Following the passage of a hurricane or tropical storm, policyholders should photograph or video record hurricane-related damage to insured property as soon as possible. The more detail the better. Photographs of the condition of the roof system immediately after a hurricane can be particularly helpful in the insurance claim for damages. The photographs can capture the condition of the damaged property immediately after the storm’s passage and can be used to potentially refute arguments that the hurricane was not the cause of the damage. The importance of the photographic evidence ties in with the discussions that Jeremy Tyler and I have had over the last several weeks in the “Late Notice of the Claim” postings.

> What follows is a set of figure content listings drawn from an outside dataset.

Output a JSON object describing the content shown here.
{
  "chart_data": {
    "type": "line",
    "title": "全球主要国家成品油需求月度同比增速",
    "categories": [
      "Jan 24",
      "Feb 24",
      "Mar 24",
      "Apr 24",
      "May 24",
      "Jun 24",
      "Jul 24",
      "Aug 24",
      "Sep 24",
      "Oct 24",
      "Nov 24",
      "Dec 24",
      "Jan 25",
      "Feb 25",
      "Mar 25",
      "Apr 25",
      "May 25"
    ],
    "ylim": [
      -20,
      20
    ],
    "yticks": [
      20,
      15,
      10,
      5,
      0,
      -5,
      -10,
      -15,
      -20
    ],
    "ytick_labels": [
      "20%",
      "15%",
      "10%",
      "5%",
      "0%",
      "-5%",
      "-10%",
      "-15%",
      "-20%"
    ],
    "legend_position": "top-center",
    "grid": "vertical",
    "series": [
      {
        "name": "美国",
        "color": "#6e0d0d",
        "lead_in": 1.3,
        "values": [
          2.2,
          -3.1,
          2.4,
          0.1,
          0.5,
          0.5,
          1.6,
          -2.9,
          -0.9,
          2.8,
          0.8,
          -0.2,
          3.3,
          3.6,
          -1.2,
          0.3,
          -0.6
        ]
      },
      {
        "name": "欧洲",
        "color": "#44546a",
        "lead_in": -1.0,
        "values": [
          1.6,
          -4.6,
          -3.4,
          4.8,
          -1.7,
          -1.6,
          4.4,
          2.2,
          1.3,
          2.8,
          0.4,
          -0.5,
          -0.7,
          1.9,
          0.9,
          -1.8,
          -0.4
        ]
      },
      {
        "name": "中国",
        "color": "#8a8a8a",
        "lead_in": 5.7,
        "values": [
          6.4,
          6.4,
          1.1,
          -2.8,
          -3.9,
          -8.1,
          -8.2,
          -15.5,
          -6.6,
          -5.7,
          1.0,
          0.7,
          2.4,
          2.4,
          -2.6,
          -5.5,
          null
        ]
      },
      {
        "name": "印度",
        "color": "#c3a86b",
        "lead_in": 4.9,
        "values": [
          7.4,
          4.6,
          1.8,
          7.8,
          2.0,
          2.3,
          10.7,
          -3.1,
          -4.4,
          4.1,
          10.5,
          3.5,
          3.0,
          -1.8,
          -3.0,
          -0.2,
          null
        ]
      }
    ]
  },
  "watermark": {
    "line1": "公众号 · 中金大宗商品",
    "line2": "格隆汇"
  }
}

Generally, policyholders are not familiar with their rights under their insurance policies, and may not be familiar with structural damage related to hurricanes. For instance, a policyholder may notice some broken, missing, shifted, or cracked roof tiles after a hurricane and think that the damage is only limited to those affected tiles. He may have someone perform a minor repair to the affected tiles and take no photographs. Down the road when that policyholder files a claim with the insurance carrier, he will be asked if there is any photographic evidence of the damages claimed. When that documentation is not produced, particularly in a late filed hurricane claim, carriers deny the claims citing “foot traffic” as a cause for extensive roof tile damage. This is particularly the case where the insurance carrier discovers, through the policyholder’s testimony, that there have been power washing companies on the roof since the hurricane.
“Foot traffic,” an insurance carrier’s explanation for extensive tile damage spread over several areas of the roof, can be refuted by providing pictures or videos of the damages to those areas following the hurricane. Additionally, the pictures or videos can help to reveal a broken bond between the roof tiles and the roof decking. The forces of the wind during a hurricane can bend and flex the plywood beneath the tiles, causing the failure of the bond between the tiles and the deck.
The pictures could even reflect specific areas of the roof that are still well-bonded and show no signs of damage. This can be important to refute arguments that the cause of de-bonding tiles is an installation defect issue with the roof as a whole and not caused by the hurricane.
If there is one thing we learned from the 2004 and 2005 hurricane seasons in Florida and litigation that has ensued, it is shoot pictures first and ask questions later.